12. The computing system of claim 11, wherein the operations further comprise receiving feedback on execution of the suggested instruction for the system, wherein the predictive model learns a preference of the system based on the received feedback.
13. The computing system of claim 11, wherein each evaluator comprises a cognitive computing model trained to evaluate a given prospective instruction based on whether at least one corresponding predicted outcome for execution of the given prospective instruction satisfies the corresponding objective of the evaluator.
14. The computing system of claim 11, wherein the system comprises a user or monitored system and at least one state input is indicative of a user state of the user or monitored system.

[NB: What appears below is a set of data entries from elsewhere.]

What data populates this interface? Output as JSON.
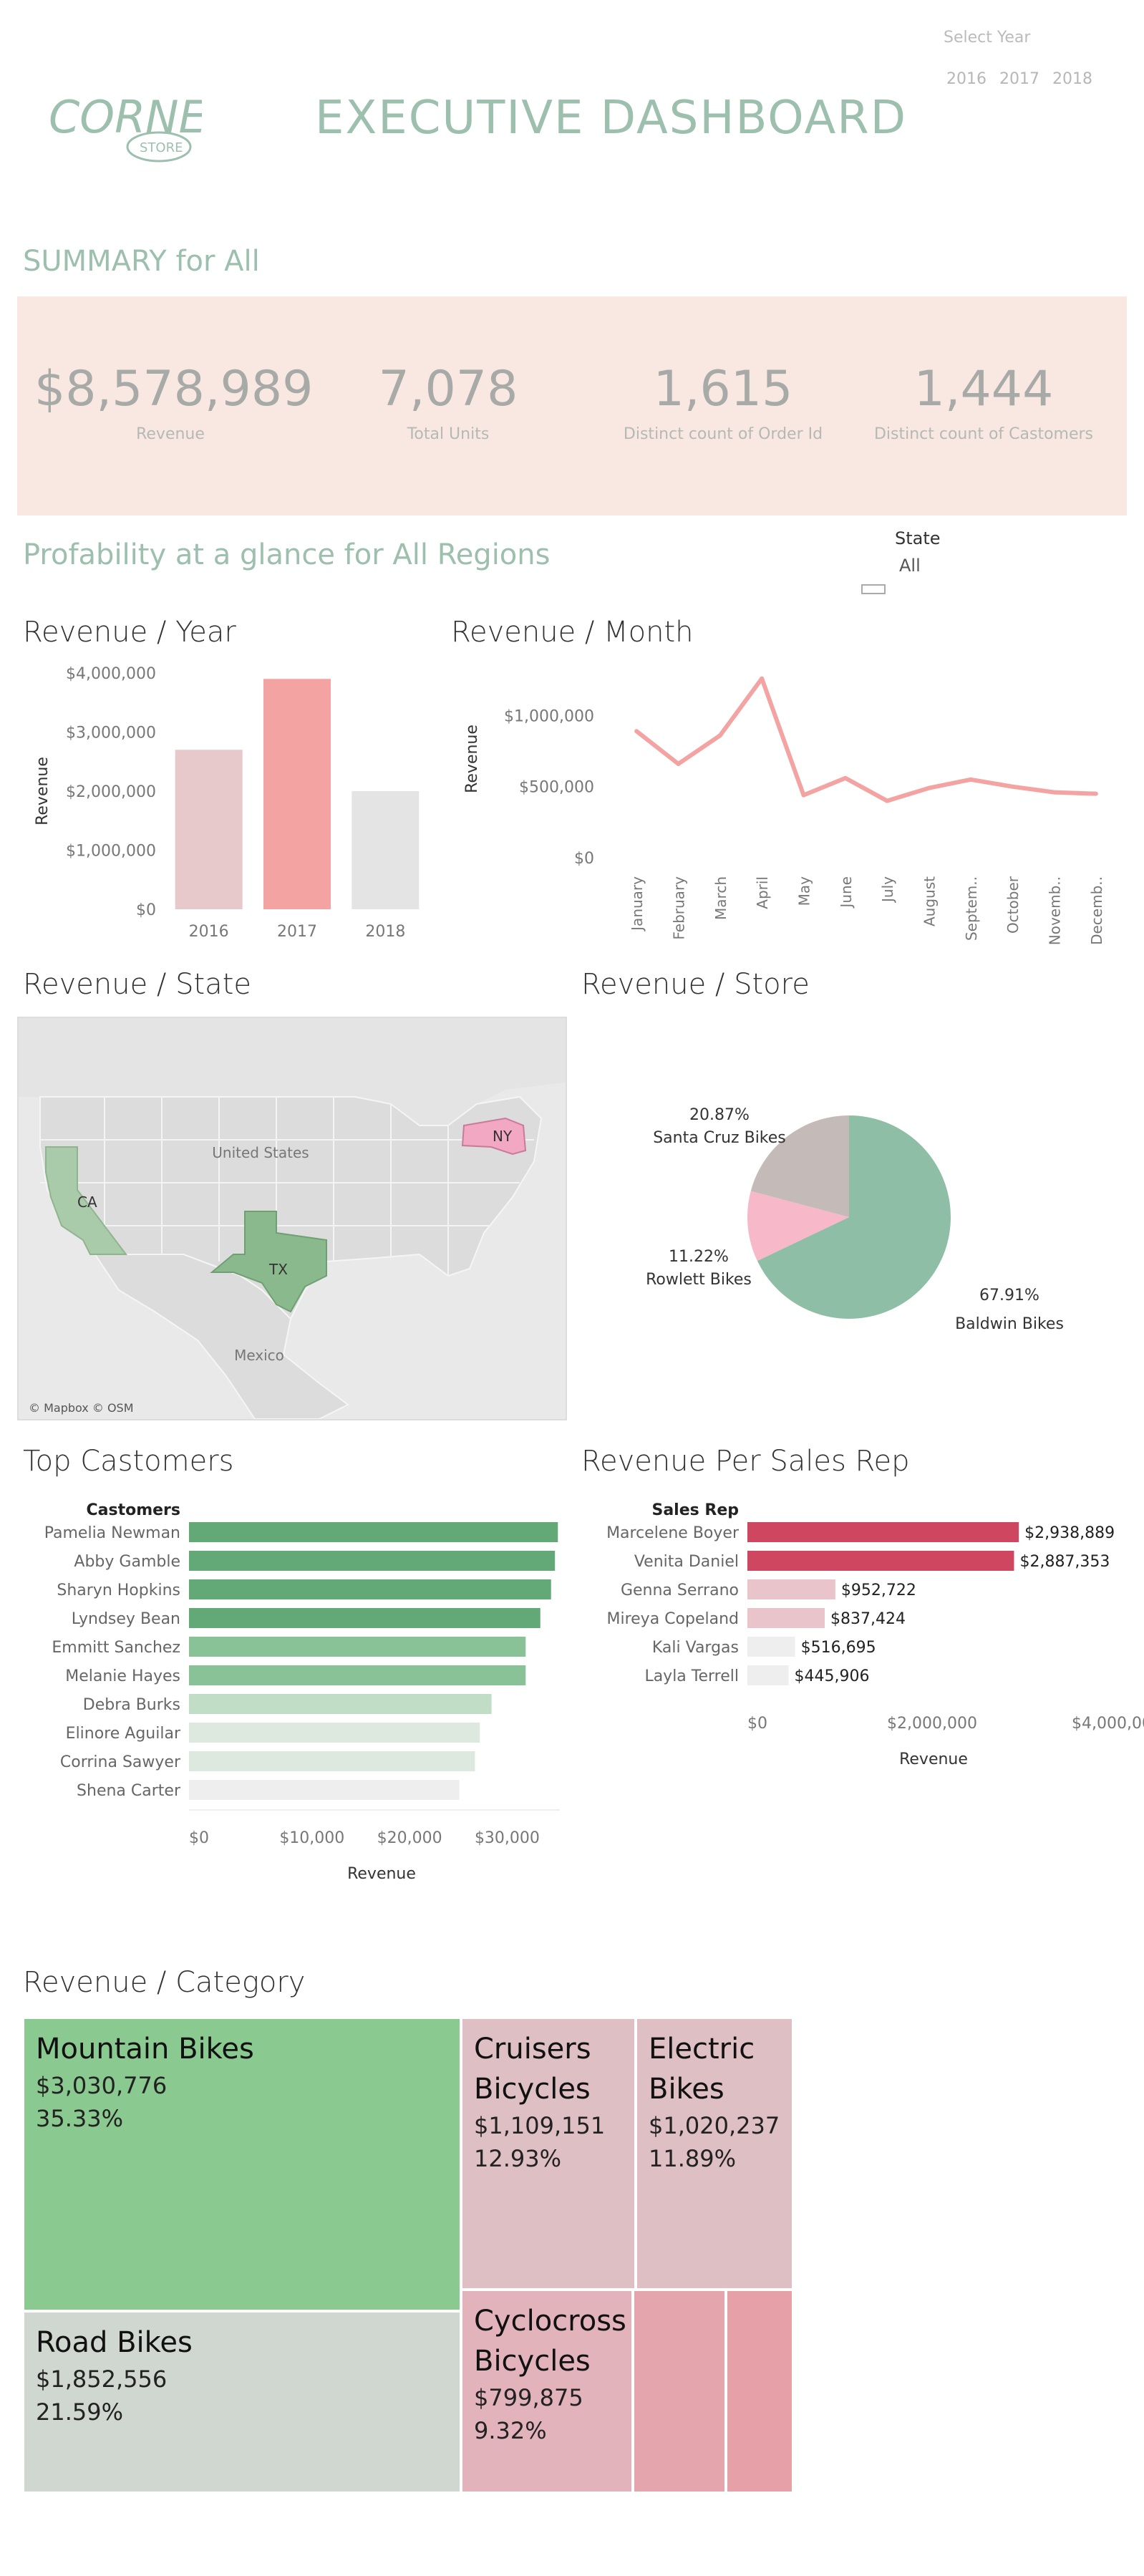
{
  "header": {
    "title": "EXECUTIVE DASHBOARD",
    "logo_text_main": "CORNER",
    "logo_text_sub": "STORE",
    "year_selector_label": "Select Year",
    "year_options": [
      "2016",
      "2017",
      "2018"
    ]
  },
  "summary": {
    "title": "SUMMARY for All",
    "kpis": [
      {
        "value": "$8,578,989",
        "label": "Revenue"
      },
      {
        "value": "7,078",
        "label": "Total Units"
      },
      {
        "value": "1,615",
        "label": "Distinct count of Order Id"
      },
      {
        "value": "1,444",
        "label": "Distinct count of Castomers"
      }
    ]
  },
  "profitability": {
    "title": "Profability at a glance for All Regions",
    "state_filter_label": "State",
    "state_filter_value": "All"
  },
  "colors": {
    "accent_green": "#9dbfae",
    "summary_band": "#f8e8e1",
    "pink_strong": "#f4a3a3",
    "pink_light": "#e8c9cb",
    "grey_bar": "#e4e4e4",
    "rep_red": "#cf4660",
    "green_dark": "#63a877",
    "green_mid": "#8ac298",
    "green_light": "#c2ddc6",
    "green_pale": "#dde9df"
  },
  "chart_data": [
    {
      "id": "revenue_year",
      "title": "Revenue / Year",
      "type": "bar",
      "ylabel": "Revenue",
      "xlabel": "",
      "categories": [
        "2016",
        "2017",
        "2018"
      ],
      "values": [
        2700000,
        3900000,
        2000000
      ],
      "yticks": [
        "$0",
        "$1,000,000",
        "$2,000,000",
        "$3,000,000",
        "$4,000,000"
      ],
      "ytick_values": [
        0,
        1000000,
        2000000,
        3000000,
        4000000
      ],
      "ylim": [
        0,
        4000000
      ]
    },
    {
      "id": "revenue_month",
      "title": "Revenue / Month",
      "type": "line",
      "ylabel": "Revenue",
      "xlabel": "",
      "categories": [
        "January",
        "February",
        "March",
        "April",
        "May",
        "June",
        "July",
        "August",
        "Septem..",
        "October",
        "Novemb..",
        "Decemb.."
      ],
      "values": [
        890000,
        660000,
        860000,
        1260000,
        440000,
        560000,
        400000,
        490000,
        550000,
        500000,
        460000,
        450000
      ],
      "yticks": [
        "$0",
        "$500,000",
        "$1,000,000"
      ],
      "ytick_values": [
        0,
        500000,
        1000000
      ],
      "ylim": [
        0,
        1400000
      ]
    },
    {
      "id": "revenue_state",
      "title": "Revenue / State",
      "type": "map",
      "states": [
        "CA",
        "TX",
        "NY"
      ],
      "map_labels": [
        "United States",
        "Mexico"
      ],
      "attribution": "© Mapbox © OSM"
    },
    {
      "id": "revenue_store",
      "title": "Revenue / Store",
      "type": "pie",
      "slices": [
        {
          "name": "Baldwin Bikes",
          "value": 67.91,
          "label": "67.91%",
          "color": "#8fbea6"
        },
        {
          "name": "Rowlett Bikes",
          "value": 11.22,
          "label": "11.22%",
          "color": "#f7b8ca"
        },
        {
          "name": "Santa Cruz Bikes",
          "value": 20.87,
          "label": "20.87%",
          "color": "#c4bbb8"
        }
      ]
    },
    {
      "id": "top_customers",
      "title": "Top Castomers",
      "type": "bar",
      "orientation": "horizontal",
      "category_header": "Castomers",
      "xlabel": "Revenue",
      "categories": [
        "Pamelia Newman",
        "Abby Gamble",
        "Sharyn Hopkins",
        "Lyndsey Bean",
        "Emmitt Sanchez",
        "Melanie Hayes",
        "Debra Burks",
        "Elinore Aguilar",
        "Corrina Sawyer",
        "Shena Carter"
      ],
      "values": [
        37800,
        37500,
        37100,
        36000,
        34500,
        34500,
        31000,
        29800,
        29300,
        27700
      ],
      "xticks": [
        "$0",
        "$10,000",
        "$20,000",
        "$30,000"
      ],
      "xtick_values": [
        0,
        10000,
        20000,
        30000
      ],
      "xlim": [
        0,
        38000
      ]
    },
    {
      "id": "revenue_sales_rep",
      "title": "Revenue Per Sales Rep",
      "type": "bar",
      "orientation": "horizontal",
      "category_header": "Sales Rep",
      "xlabel": "Revenue",
      "categories": [
        "Marcelene Boyer",
        "Venita Daniel",
        "Genna Serrano",
        "Mireya Copeland",
        "Kali Vargas",
        "Layla Terrell"
      ],
      "values": [
        2938889,
        2887353,
        952722,
        837424,
        516695,
        445906
      ],
      "value_labels": [
        "$2,938,889",
        "$2,887,353",
        "$952,722",
        "$837,424",
        "$516,695",
        "$445,906"
      ],
      "xticks": [
        "$0",
        "$2,000,000",
        "$4,000,000"
      ],
      "xtick_values": [
        0,
        2000000,
        4000000
      ],
      "xlim": [
        0,
        4000000
      ]
    },
    {
      "id": "revenue_category",
      "title": "Revenue / Category",
      "type": "treemap",
      "items": [
        {
          "name": "Mountain Bikes",
          "value": "$3,030,776",
          "share": "35.33%"
        },
        {
          "name": "Road Bikes",
          "value": "$1,852,556",
          "share": "21.59%"
        },
        {
          "name": "Cruisers Bicycles",
          "value": "$1,109,151",
          "share": "12.93%"
        },
        {
          "name": "Electric Bikes",
          "value": "$1,020,237",
          "share": "11.89%"
        },
        {
          "name": "Cyclocross Bicycles",
          "value": "$799,875",
          "share": "9.32%"
        }
      ]
    }
  ]
}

15. The computing system of claim 11, wherein the raw sensor data is converted into the current state vector by using a frozen pre-trained encoder having weights that remain fixed during inference.
16. The computing system of claim 11, wherein the predictive model comprises a multi-layer perceptron that concatenates the current state vector with the prospective instruction vector and outputs the predicted future state vector through one or more hidden layers, and wherein the predictive model predicts changes in the current state vector without reconstructing sensory data.

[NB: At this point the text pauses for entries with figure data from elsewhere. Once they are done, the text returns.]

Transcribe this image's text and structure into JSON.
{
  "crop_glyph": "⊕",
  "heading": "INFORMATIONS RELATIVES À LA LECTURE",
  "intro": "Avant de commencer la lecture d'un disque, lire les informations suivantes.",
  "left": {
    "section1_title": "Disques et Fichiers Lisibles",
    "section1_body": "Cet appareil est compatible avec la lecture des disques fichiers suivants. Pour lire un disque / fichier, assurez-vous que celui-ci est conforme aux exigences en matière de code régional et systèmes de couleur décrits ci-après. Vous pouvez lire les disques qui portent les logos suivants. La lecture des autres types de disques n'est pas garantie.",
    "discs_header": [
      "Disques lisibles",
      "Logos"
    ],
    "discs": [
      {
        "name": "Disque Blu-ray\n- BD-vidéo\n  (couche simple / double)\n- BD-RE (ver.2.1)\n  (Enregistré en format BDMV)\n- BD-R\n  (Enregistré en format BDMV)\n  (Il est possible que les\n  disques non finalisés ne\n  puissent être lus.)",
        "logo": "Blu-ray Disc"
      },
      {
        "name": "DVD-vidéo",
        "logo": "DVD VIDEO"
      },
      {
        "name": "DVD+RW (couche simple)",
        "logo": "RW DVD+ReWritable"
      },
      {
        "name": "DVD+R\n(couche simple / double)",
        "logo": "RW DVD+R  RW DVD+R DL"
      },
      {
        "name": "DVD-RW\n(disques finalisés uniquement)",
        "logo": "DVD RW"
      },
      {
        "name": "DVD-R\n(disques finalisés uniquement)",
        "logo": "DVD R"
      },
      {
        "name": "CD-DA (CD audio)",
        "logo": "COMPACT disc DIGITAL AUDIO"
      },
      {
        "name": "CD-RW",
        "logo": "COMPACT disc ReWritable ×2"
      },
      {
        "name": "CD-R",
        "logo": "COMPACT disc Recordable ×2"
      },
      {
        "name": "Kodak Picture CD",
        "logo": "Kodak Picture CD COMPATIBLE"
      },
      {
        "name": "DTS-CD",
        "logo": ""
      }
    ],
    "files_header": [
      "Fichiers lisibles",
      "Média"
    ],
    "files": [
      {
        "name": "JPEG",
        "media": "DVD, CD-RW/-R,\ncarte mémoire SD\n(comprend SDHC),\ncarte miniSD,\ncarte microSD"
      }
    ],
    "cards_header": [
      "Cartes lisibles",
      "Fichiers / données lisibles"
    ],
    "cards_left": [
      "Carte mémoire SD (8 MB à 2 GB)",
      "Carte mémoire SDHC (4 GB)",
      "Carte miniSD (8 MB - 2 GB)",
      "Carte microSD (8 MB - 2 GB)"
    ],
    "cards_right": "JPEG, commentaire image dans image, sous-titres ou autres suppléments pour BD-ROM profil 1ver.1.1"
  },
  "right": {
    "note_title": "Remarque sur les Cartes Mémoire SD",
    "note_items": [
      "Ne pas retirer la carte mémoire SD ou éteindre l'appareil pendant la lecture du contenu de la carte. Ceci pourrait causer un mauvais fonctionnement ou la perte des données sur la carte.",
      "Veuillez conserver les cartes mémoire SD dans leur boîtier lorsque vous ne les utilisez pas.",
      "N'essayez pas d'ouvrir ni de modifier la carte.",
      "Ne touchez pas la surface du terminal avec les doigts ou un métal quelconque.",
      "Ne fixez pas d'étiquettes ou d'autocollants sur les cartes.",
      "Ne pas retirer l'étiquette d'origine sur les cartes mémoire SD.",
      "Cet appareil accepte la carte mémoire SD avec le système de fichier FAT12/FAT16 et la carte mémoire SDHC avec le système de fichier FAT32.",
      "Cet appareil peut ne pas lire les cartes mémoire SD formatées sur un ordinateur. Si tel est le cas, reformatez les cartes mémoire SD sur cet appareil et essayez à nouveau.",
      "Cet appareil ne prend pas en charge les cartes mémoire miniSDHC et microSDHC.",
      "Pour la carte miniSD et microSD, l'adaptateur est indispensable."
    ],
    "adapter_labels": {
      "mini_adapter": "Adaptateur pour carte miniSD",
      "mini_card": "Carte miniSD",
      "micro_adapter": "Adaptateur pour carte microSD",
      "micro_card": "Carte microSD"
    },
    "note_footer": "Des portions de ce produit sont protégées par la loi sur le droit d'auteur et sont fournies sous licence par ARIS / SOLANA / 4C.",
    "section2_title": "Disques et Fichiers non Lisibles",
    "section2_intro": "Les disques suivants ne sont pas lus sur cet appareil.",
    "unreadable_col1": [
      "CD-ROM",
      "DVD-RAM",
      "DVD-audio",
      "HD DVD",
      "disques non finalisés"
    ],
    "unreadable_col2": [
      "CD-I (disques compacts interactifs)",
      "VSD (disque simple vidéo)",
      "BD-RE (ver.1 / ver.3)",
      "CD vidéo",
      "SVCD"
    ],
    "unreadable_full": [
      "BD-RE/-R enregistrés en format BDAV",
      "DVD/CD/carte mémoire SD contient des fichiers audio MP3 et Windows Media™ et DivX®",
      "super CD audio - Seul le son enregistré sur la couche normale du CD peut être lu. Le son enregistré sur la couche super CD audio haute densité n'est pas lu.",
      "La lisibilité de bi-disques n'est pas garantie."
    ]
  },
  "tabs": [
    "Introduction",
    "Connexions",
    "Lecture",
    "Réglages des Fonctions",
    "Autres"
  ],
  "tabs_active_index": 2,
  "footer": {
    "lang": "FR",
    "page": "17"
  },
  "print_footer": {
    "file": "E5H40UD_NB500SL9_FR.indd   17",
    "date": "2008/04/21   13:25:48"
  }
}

17. The computing system of claim 11, wherein the one or more logical constraints comprise physical constraints that prevent suggesting prospective instructions that violate physical laws, and wherein the one or more logical constraints are implemented using a Logic Tensor Network that maps logical predicates to differentiable operations.
18. The computing system of claim 11, wherein the reasoning layer assigns a semantic energy cost to each predicted future state vector based on a degree of violation of the one or more logical constraints, and wherein prospective instructions having predicted future state vectors with semantic energy costs exceeding a threshold are excluded from selection.
19. The computing system of claim 11, wherein the operations further comprise:
when all influence values of the plurality of evaluators fall below a threshold, suspending execution of the predictive model and entering a low-power monitoring state; and
resuming execution of the predictive model when a state input causes an influence value to exceed the threshold.
20. A computer-implemented method that when executed by data processing hardware causes the data processing hardware to perform operations comprising:
receiving, for each user of a plurality of users, raw sensor data from one or more sensors associated with the user and converting the raw sensor data into a collective user state vector for the user using an encoder;
calculating a cosine similarity between the collective user state vectors of the plurality of users to identify users having collective user state vectors satisfying a similarity threshold;
receiving a request to identify a suggested instruction for the plurality of users;
for each prospective instruction, executing a predictive model that predicts a corresponding predicted future state vector for each user of the plurality of users;
executing, for each user, a plurality of evaluators, each evaluator having a corresponding objective, an associated influence value, and a preferred state, wherein each evaluator outputs an evaluation of each prospective instruction weighted by the influence value of the evaluator;
aggregating the evaluations from the plurality of evaluators across the plurality of users using a harmonic mean to calculate a group expected free energy for each prospective instruction;
selecting a suggested instruction from the prospective instructions based on the prospective instruction having a minimum group expected free energy; and
suggesting execution of the suggested instruction for the plurality of users.